The Mass itself was pretty standard. There were a few things that bothered me. First of all, I am not completely sold on the idea that the reader should be the same person or that they should be paid. On one hand, it gives it a sense of quality, but on the other hand, I feel like it loses the human element to it. For example, when she got up to read and the light shined on her face, I could shake the sense that I was watching the performance of the mass and not the mass. The lack of children or any noise for that matter made it super easy to concentrate, but also made it feel artificial. Second of all, the Eucharistic ministers felt irreverent at times. I am also a little unsure about when they received the consecrated Eucharist since they never received it from Father White.
I would be remiss if I omitted my thoughts on Father White. I feel like he is a great speaker and gives a great homily. However, I do get a general sense of aloofness from him. This began during the administration of the Eucharist. He administered the first few to parishioners but then decided to sit down and chat with the altar server. Second of all, he did not do the final blessing or process outward but rather retired to the sacristy. Lastly, when Sue asked if I could meet with him, Jackie, one of Father White’s helpers, said that he would try, but most likely not since he was tired and didn’t want to be mobbed by the crowd. At the risk of sounding ungrateful, I was able to get a blessing from him, but the gesture felt empty and cold considering he did not approach me in a friendly demeanor. I hope that maybe he was just having a bad day and tired. Andrea said it best, “this church is his baby, he conceived it, he birthed it, and now he needs to rock it.”

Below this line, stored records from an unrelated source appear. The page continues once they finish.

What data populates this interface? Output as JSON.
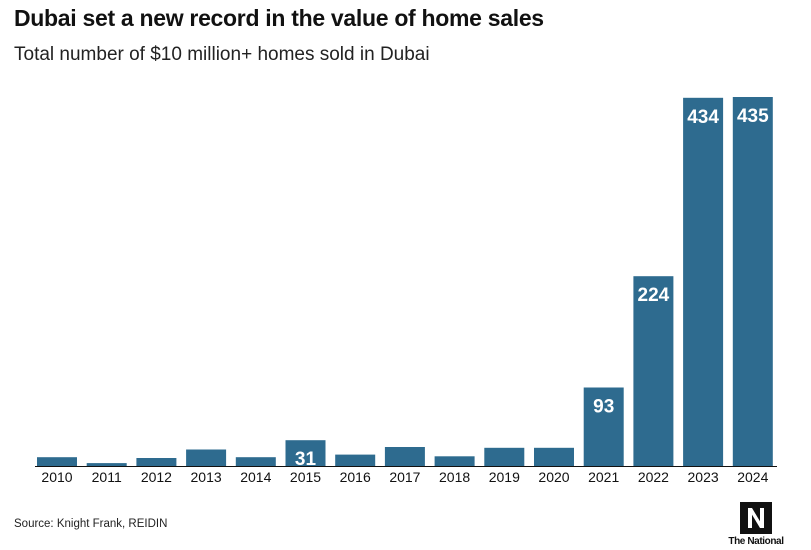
{
  "title": "Dubai set a new record in the value of home sales",
  "subtitle": "Total number of $10 million+ homes sold in Dubai",
  "source": "Source: Knight Frank, REIDIN",
  "logo_text": "The National",
  "colors": {
    "bar": "#2e6b8f",
    "label": "#ffffff",
    "axis": "#111111"
  },
  "chart_data": {
    "type": "bar",
    "title": "Dubai set a new record in the value of home sales",
    "subtitle": "Total number of $10 million+ homes sold in Dubai",
    "xlabel": "",
    "ylabel": "",
    "categories": [
      "2010",
      "2011",
      "2012",
      "2013",
      "2014",
      "2015",
      "2016",
      "2017",
      "2018",
      "2019",
      "2020",
      "2021",
      "2022",
      "2023",
      "2024"
    ],
    "values": [
      11,
      4,
      10,
      20,
      11,
      31,
      14,
      23,
      12,
      22,
      22,
      93,
      224,
      434,
      435
    ],
    "data_labels": [
      "",
      "",
      "",
      "",
      "",
      "31",
      "",
      "",
      "",
      "",
      "",
      "93",
      "224",
      "434",
      "435"
    ],
    "ylim": [
      0,
      435
    ],
    "grid": false,
    "legend": "none"
  }
}
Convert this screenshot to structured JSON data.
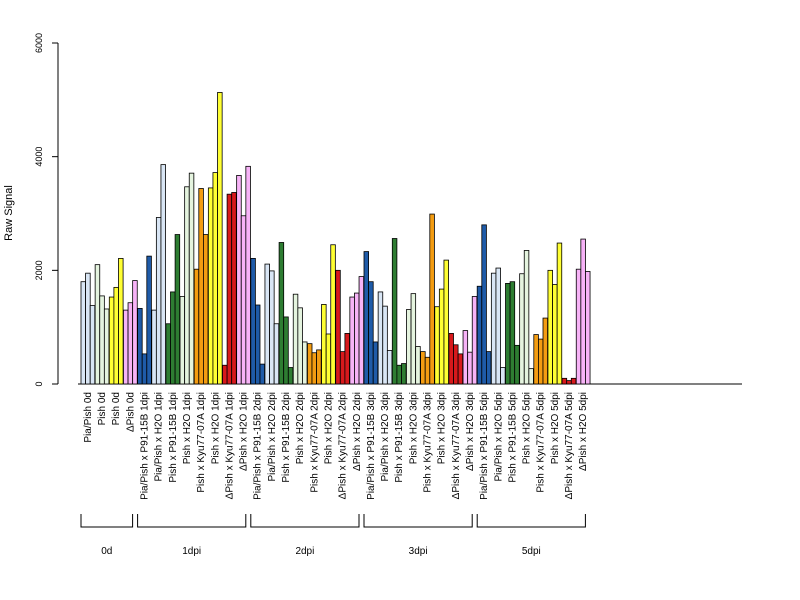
{
  "chart_data": {
    "type": "bar",
    "ylabel": "Raw Signal",
    "ylim": [
      0,
      6000
    ],
    "yticks": [
      0,
      2000,
      4000,
      6000
    ],
    "grid": false,
    "legend": "none",
    "colors": {
      "light_blue": "#d9e6f5",
      "light_green": "#e5f4df",
      "yellow": "#ffff33",
      "pink": "#f7b3f7",
      "dark_blue": "#1f5ba8",
      "dark_green": "#2e7d32",
      "orange": "#f39c12",
      "red": "#d7191c"
    },
    "categories": [
      {
        "label": "Pia/Pish 0d",
        "color": "light_blue",
        "values": [
          1800,
          1950,
          1380
        ]
      },
      {
        "label": "Pish 0d",
        "color": "light_green",
        "values": [
          2100,
          1550,
          1320
        ]
      },
      {
        "label": "Pish 0d",
        "color": "yellow",
        "values": [
          1530,
          1700,
          2210
        ]
      },
      {
        "label": "ΔPish 0d",
        "color": "pink",
        "values": [
          1300,
          1430,
          1820
        ]
      },
      {
        "label": "Pia/Pish x P91-15B 1dpi",
        "color": "dark_blue",
        "values": [
          1330,
          530,
          2250
        ]
      },
      {
        "label": "Pia/Pish x H2O 1dpi",
        "color": "light_blue",
        "values": [
          1300,
          2930,
          3860
        ]
      },
      {
        "label": "Pish x P91-15B 1dpi",
        "color": "dark_green",
        "values": [
          1060,
          1620,
          2630
        ]
      },
      {
        "label": "Pish x H2O 1dpi",
        "color": "light_green",
        "values": [
          1540,
          3470,
          3710
        ]
      },
      {
        "label": "Pish x Kyu77-07A 1dpi",
        "color": "orange",
        "values": [
          2020,
          3440,
          2630
        ]
      },
      {
        "label": "Pish x H2O 1dpi",
        "color": "yellow",
        "values": [
          3450,
          3720,
          5130
        ]
      },
      {
        "label": "ΔPish x Kyu77-07A 1dpi",
        "color": "red",
        "values": [
          330,
          3340,
          3370
        ]
      },
      {
        "label": "ΔPish x H2O 1dpi",
        "color": "pink",
        "values": [
          3670,
          2960,
          3830
        ]
      },
      {
        "label": "Pia/Pish x P91-15B 2dpi",
        "color": "dark_blue",
        "values": [
          2210,
          1390,
          350
        ]
      },
      {
        "label": "Pia/Pish x H2O 2dpi",
        "color": "light_blue",
        "values": [
          2110,
          1990,
          1060
        ]
      },
      {
        "label": "Pish x P91-15B 2dpi",
        "color": "dark_green",
        "values": [
          2490,
          1180,
          290
        ]
      },
      {
        "label": "Pish x H2O 2dpi",
        "color": "light_green",
        "values": [
          1580,
          1340,
          740
        ]
      },
      {
        "label": "Pish x Kyu77-07A 2dpi",
        "color": "orange",
        "values": [
          710,
          550,
          600
        ]
      },
      {
        "label": "Pish x H2O 2dpi",
        "color": "yellow",
        "values": [
          1400,
          880,
          2450
        ]
      },
      {
        "label": "ΔPish x Kyu77-07A 2dpi",
        "color": "red",
        "values": [
          2000,
          570,
          890
        ]
      },
      {
        "label": "ΔPish x H2O 2dpi",
        "color": "pink",
        "values": [
          1530,
          1600,
          1890
        ]
      },
      {
        "label": "Pia/Pish x P91-15B 3dpi",
        "color": "dark_blue",
        "values": [
          2330,
          1800,
          740
        ]
      },
      {
        "label": "Pia/Pish x H2O 3dpi",
        "color": "light_blue",
        "values": [
          1620,
          1370,
          590
        ]
      },
      {
        "label": "Pish x P91-15B 3dpi",
        "color": "dark_green",
        "values": [
          2560,
          330,
          360
        ]
      },
      {
        "label": "Pish x H2O 3dpi",
        "color": "light_green",
        "values": [
          1310,
          1590,
          660
        ]
      },
      {
        "label": "Pish x Kyu77-07A 3dpi",
        "color": "orange",
        "values": [
          570,
          470,
          2990
        ]
      },
      {
        "label": "Pish x H2O 3dpi",
        "color": "yellow",
        "values": [
          1360,
          1670,
          2180
        ]
      },
      {
        "label": "ΔPish x Kyu77-07A 3dpi",
        "color": "red",
        "values": [
          890,
          690,
          530
        ]
      },
      {
        "label": "ΔPish x H2O 3dpi",
        "color": "pink",
        "values": [
          940,
          560,
          1540
        ]
      },
      {
        "label": "Pia/Pish x P91-15B 5dpi",
        "color": "dark_blue",
        "values": [
          1720,
          2800,
          570
        ]
      },
      {
        "label": "Pia/Pish x H2O 5dpi",
        "color": "light_blue",
        "values": [
          1950,
          2040,
          290
        ]
      },
      {
        "label": "Pish x P91-15B 5dpi",
        "color": "dark_green",
        "values": [
          1770,
          1800,
          680
        ]
      },
      {
        "label": "Pish x H2O 5dpi",
        "color": "light_green",
        "values": [
          1940,
          2350,
          270
        ]
      },
      {
        "label": "Pish x Kyu77-07A 5dpi",
        "color": "orange",
        "values": [
          870,
          790,
          1160
        ]
      },
      {
        "label": "Pish x H2O 5dpi",
        "color": "yellow",
        "values": [
          2000,
          1750,
          2480
        ]
      },
      {
        "label": "ΔPish x Kyu77-07A 5dpi",
        "color": "red",
        "values": [
          100,
          60,
          100
        ]
      },
      {
        "label": "ΔPish x H2O 5dpi",
        "color": "pink",
        "values": [
          2020,
          2550,
          1980
        ]
      }
    ],
    "groups": [
      {
        "label": "0d",
        "start": 0,
        "end": 3
      },
      {
        "label": "1dpi",
        "start": 4,
        "end": 11
      },
      {
        "label": "2dpi",
        "start": 12,
        "end": 19
      },
      {
        "label": "3dpi",
        "start": 20,
        "end": 27
      },
      {
        "label": "5dpi",
        "start": 28,
        "end": 35
      }
    ]
  }
}
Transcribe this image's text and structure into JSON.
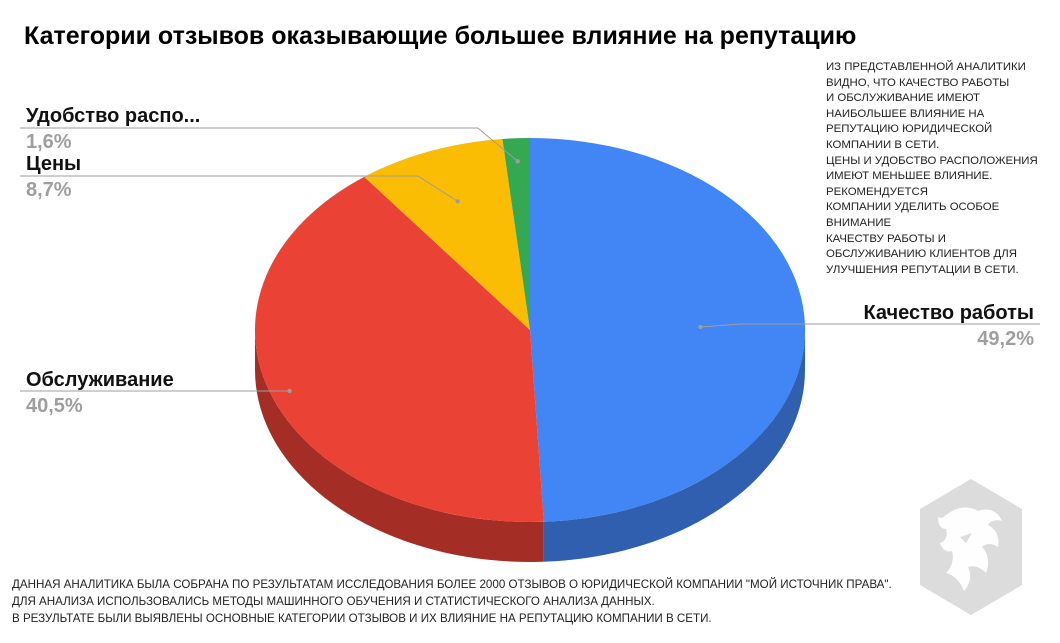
{
  "chart_data": {
    "type": "pie",
    "title": "Категории отзывов оказывающие большее влияние на репутацию",
    "slices": [
      {
        "label": "Качество работы",
        "pct_text": "49,2%",
        "value": 49.2,
        "color": "#4285f4",
        "side_color": "#2f5fae"
      },
      {
        "label": "Обслуживание",
        "pct_text": "40,5%",
        "value": 40.5,
        "color": "#ea4335",
        "side_color": "#a42e25"
      },
      {
        "label": "Цены",
        "pct_text": "8,7%",
        "value": 8.7,
        "color": "#fbbc04",
        "side_color": "#b08403"
      },
      {
        "label": "Удобство распо...",
        "pct_text": "1,6%",
        "value": 1.6,
        "color": "#34a853",
        "side_color": "#24763a"
      }
    ]
  },
  "note_lines": [
    "ИЗ ПРЕДСТАВЛЕННОЙ АНАЛИТИКИ",
    "ВИДНО, ЧТО КАЧЕСТВО РАБОТЫ",
    "И ОБСЛУЖИВАНИЕ ИМЕЮТ",
    "НАИБОЛЬШЕЕ ВЛИЯНИЕ НА",
    "РЕПУТАЦИЮ ЮРИДИЧЕСКОЙ",
    "КОМПАНИИ В СЕТИ.",
    "ЦЕНЫ И УДОБСТВО РАСПОЛОЖЕНИЯ",
    "ИМЕЮТ МЕНЬШЕЕ ВЛИЯНИЕ.",
    "РЕКОМЕНДУЕТСЯ",
    "КОМПАНИИ УДЕЛИТЬ ОСОБОЕ",
    "ВНИМАНИЕ",
    "КАЧЕСТВУ РАБОТЫ И",
    "ОБСЛУЖИВАНИЮ КЛИЕНТОВ ДЛЯ",
    "УЛУЧШЕНИЯ РЕПУТАЦИИ В СЕТИ."
  ],
  "footer_lines": [
    "ДАННАЯ АНАЛИТИКА БЫЛА СОБРАНА ПО РЕЗУЛЬТАТАМ ИССЛЕДОВАНИЯ БОЛЕЕ 2000 ОТЗЫВОВ О ЮРИДИЧЕСКОЙ КОМПАНИИ \"МОЙ ИСТОЧНИК ПРАВА\".",
    "ДЛЯ АНАЛИЗА ИСПОЛЬЗОВАЛИСЬ МЕТОДЫ МАШИННОГО ОБУЧЕНИЯ И СТАТИСТИЧЕСКОГО АНАЛИЗА ДАННЫХ.",
    "В РЕЗУЛЬТАТЕ БЫЛИ ВЫЯВЛЕНЫ ОСНОВНЫЕ КАТЕГОРИИ ОТЗЫВОВ И ИХ ВЛИЯНИЕ НА РЕПУТАЦИЮ КОМПАНИИ В СЕТИ."
  ],
  "logo": {
    "icon": "lion-head-logo-icon",
    "color": "#dcdcdc"
  }
}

There are a few last details that I’d like to comment on. One positive thing is that I really did enjoy how the narthex and concourse were uncluttered and spacious. There weren’t a million different ministries trying to grab my attention as I walk out of the sanctuary. There weren’t multiple fundraisers going on. It was nice. On the negative, I am not sure I liked how the cafe was set up. If the cafe was a place for people to fellowship, I believe it defeated that purpose by having mass live-streamed. If the purpose is overflow space then food or drink should not be sold in that space. I personally liked the idea of it being a fellowship hall.
Overal I want to like Nativity, but in their pursuit of excellence, they may have unintentionally created a Mass that comes across as a production rather than something personal and human. If I lived closer, I would definitely go back if for nothing else than to experience good music and receive a good homily; however, I would hesitate to endorse it wholeheartedly due to a little bit of irreverence and impersonalness.
Should Mass be a production? If not, what should Mass be like? Can we pursue quality and still keep the humanness of Mass?